そうしてゲージが満タンになると採取ポイントの光が消滅し、半透明の画面がポップしてくる。
△△△△△
普通の薬草
レア度:1
種別:素材
耐久度:90/100
特性:プレン(特別な効果を持たない)
刃物で刈り取られた極々普通の薬草。
そのまま食べても一応の効果はあるが、ただただ苦いだけで薬と呼べるほどの物ではない。
▽▽▽▽▽
「……」
ああうん、微妙にやってしまった感がある。
恐らくだが薬草は刈り取るものではなく摘むものだったのだろう。
つまり間違った方法で採取するとデメリットがあると。
まあ、それが分かっただけでもいいとしよう。
「えーと、インベントリの空きは……後19か」
なお、入手したアイテムは空きがあるならばインベントリに自動収納される。
「こっちは間違いなく対策が必要そうだな」
収納されるのだが……このインベントリの容量はヘルプ曰くプレイヤーの戦闘レベル+持久力+15だそうで、装備中の装備品もこの数に含まれるとの事だった。
少ない、間違いなく少ない。
空き容量19は誇張抜きに少ない。
「なにせ見えてる範囲だけでも20以上は確実にあるもんな……」
何故ならば、俺が今居る場所の周囲だけでも少なく見積もって20、多く見積もれば30は光っている場所が見えるからである。

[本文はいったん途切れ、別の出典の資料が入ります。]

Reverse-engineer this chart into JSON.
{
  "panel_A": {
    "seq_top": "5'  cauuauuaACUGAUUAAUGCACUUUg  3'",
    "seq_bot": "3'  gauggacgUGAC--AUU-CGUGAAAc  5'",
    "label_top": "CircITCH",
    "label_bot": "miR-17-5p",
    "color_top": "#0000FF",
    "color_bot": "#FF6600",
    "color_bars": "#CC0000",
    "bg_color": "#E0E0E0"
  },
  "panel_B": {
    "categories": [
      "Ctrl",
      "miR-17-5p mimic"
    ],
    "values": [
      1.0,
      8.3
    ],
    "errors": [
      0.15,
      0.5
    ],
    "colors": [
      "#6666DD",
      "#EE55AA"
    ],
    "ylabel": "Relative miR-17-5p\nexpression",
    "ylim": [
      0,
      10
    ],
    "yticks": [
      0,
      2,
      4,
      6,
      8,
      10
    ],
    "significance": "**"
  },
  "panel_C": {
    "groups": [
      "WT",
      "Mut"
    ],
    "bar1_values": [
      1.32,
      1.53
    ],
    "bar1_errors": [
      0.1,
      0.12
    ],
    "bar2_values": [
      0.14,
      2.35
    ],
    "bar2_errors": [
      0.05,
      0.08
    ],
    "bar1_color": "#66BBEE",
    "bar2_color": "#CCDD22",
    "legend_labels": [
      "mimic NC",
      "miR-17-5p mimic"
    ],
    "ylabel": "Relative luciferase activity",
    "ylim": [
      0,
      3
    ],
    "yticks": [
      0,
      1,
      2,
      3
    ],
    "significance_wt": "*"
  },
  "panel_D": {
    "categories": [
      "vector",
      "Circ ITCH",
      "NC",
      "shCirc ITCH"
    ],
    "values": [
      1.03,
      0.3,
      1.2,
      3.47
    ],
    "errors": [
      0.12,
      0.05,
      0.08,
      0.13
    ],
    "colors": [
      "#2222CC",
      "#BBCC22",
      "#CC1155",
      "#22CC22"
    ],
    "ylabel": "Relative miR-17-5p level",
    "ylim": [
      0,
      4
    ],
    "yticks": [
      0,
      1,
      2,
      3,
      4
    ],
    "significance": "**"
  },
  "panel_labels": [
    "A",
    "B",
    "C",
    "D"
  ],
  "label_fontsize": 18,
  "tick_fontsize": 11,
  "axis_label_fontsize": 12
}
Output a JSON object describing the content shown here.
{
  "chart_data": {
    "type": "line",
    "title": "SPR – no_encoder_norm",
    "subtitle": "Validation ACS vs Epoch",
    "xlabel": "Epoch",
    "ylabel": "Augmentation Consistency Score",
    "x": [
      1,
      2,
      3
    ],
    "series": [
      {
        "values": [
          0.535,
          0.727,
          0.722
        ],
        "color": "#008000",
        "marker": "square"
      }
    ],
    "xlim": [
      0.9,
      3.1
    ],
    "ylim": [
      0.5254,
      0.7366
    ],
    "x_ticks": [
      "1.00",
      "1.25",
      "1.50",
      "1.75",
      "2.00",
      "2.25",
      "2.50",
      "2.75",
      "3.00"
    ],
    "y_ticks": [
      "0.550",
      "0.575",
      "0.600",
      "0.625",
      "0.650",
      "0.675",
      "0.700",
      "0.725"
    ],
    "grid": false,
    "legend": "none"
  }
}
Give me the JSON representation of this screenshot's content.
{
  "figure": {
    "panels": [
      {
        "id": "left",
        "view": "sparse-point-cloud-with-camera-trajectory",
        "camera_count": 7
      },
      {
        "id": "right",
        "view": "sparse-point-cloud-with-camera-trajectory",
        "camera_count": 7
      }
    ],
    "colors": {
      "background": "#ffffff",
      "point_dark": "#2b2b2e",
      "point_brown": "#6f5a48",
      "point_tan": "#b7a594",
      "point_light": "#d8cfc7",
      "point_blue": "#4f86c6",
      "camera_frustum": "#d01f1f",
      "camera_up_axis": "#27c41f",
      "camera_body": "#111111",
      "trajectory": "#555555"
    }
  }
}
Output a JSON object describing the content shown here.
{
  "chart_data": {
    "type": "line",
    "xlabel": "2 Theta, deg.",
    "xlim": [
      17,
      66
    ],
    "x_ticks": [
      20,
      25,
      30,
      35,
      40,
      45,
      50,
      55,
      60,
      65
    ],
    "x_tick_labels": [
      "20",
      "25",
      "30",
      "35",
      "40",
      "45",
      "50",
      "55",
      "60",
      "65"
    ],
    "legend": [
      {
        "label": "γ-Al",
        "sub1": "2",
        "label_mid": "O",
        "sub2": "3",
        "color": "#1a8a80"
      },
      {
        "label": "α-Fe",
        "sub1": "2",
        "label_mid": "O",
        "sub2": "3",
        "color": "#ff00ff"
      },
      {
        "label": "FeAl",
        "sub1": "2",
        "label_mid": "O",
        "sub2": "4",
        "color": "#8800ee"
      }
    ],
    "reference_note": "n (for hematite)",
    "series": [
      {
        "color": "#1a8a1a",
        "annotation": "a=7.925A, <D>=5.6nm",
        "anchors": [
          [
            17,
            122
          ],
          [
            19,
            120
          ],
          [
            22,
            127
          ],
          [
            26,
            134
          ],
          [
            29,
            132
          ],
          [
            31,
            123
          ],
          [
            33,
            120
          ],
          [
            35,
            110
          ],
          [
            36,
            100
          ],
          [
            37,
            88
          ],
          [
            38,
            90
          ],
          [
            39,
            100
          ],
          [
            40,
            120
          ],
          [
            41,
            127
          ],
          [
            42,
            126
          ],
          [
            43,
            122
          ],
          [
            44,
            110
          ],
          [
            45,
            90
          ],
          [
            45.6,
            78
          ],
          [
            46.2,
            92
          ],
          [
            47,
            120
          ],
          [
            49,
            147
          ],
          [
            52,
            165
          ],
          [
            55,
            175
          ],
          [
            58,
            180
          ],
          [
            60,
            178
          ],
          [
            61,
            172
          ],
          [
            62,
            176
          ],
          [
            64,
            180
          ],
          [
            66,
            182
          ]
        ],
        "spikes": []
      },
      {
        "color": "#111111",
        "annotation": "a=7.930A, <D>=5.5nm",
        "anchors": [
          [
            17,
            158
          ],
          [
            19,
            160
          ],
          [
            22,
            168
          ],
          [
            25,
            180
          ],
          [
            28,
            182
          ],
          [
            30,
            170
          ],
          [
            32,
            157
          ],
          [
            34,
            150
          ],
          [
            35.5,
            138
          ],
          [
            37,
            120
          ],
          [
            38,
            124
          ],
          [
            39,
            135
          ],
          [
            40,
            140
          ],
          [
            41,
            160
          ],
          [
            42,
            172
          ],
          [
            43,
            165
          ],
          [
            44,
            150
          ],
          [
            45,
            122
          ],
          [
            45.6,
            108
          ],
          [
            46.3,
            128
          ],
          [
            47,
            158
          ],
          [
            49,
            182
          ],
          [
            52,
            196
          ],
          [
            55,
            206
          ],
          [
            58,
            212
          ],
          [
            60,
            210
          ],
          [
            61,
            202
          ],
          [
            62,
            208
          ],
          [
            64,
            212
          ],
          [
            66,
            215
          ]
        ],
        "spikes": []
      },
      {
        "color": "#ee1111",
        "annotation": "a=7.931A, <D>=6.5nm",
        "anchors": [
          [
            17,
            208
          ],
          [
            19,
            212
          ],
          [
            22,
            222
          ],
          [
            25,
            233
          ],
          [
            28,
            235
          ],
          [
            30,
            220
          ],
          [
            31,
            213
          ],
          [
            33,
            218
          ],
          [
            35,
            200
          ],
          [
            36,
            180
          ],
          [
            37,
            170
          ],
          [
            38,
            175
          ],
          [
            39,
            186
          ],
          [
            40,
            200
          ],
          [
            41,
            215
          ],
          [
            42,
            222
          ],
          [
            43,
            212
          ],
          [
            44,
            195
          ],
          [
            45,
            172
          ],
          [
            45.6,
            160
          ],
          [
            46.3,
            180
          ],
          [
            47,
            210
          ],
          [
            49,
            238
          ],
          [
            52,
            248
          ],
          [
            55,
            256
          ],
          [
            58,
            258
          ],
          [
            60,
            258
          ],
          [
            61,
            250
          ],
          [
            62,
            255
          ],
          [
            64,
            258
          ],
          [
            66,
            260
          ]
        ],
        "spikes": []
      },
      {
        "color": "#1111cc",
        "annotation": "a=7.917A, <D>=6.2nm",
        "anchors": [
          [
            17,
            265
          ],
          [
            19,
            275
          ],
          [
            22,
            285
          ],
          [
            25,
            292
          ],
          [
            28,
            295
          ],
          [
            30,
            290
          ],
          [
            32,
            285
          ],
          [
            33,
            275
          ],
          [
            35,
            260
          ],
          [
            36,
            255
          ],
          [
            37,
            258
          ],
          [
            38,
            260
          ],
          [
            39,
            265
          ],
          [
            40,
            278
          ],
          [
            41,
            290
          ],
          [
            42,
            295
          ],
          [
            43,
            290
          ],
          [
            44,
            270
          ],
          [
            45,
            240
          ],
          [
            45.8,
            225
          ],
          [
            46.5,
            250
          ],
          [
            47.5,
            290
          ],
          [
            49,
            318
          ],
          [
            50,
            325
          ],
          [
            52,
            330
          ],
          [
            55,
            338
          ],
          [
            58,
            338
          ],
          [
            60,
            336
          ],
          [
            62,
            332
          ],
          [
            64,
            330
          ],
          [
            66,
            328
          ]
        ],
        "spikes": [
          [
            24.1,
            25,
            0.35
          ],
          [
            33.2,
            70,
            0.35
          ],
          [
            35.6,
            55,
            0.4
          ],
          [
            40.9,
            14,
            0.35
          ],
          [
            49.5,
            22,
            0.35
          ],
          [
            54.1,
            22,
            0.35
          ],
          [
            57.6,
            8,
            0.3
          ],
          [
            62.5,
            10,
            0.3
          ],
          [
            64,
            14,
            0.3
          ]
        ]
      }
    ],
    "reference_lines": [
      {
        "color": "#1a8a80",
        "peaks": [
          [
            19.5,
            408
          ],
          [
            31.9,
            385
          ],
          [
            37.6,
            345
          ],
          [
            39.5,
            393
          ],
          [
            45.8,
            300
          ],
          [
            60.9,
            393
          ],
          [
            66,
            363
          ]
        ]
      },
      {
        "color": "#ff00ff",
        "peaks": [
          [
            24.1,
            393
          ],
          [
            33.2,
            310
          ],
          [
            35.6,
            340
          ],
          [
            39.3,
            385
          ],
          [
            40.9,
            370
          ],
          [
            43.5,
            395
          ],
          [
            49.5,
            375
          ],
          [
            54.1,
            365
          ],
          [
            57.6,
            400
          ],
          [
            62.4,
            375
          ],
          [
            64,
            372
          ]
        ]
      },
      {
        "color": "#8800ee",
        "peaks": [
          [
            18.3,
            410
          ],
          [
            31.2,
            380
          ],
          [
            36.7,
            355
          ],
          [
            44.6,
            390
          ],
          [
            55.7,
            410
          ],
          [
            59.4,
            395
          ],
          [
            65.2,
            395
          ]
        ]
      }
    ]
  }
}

これはもう、戦闘レベルと持久力を上げる以外の何かしらの容量拡張方法があると見るべきだろう。
「とりあえず、インベントリがいっぱいになったらモンスターに遭遇できなくても帰るべきだな」
俺は自分の中で方針をそう決めると、次の採取ポイントに向かおうとする。
その時だった。
「ん?うわっ……」
「キャキャキュー」
目の前に、俺と同じぐらいの大きさを持つ巨大な芋虫が現れたのは。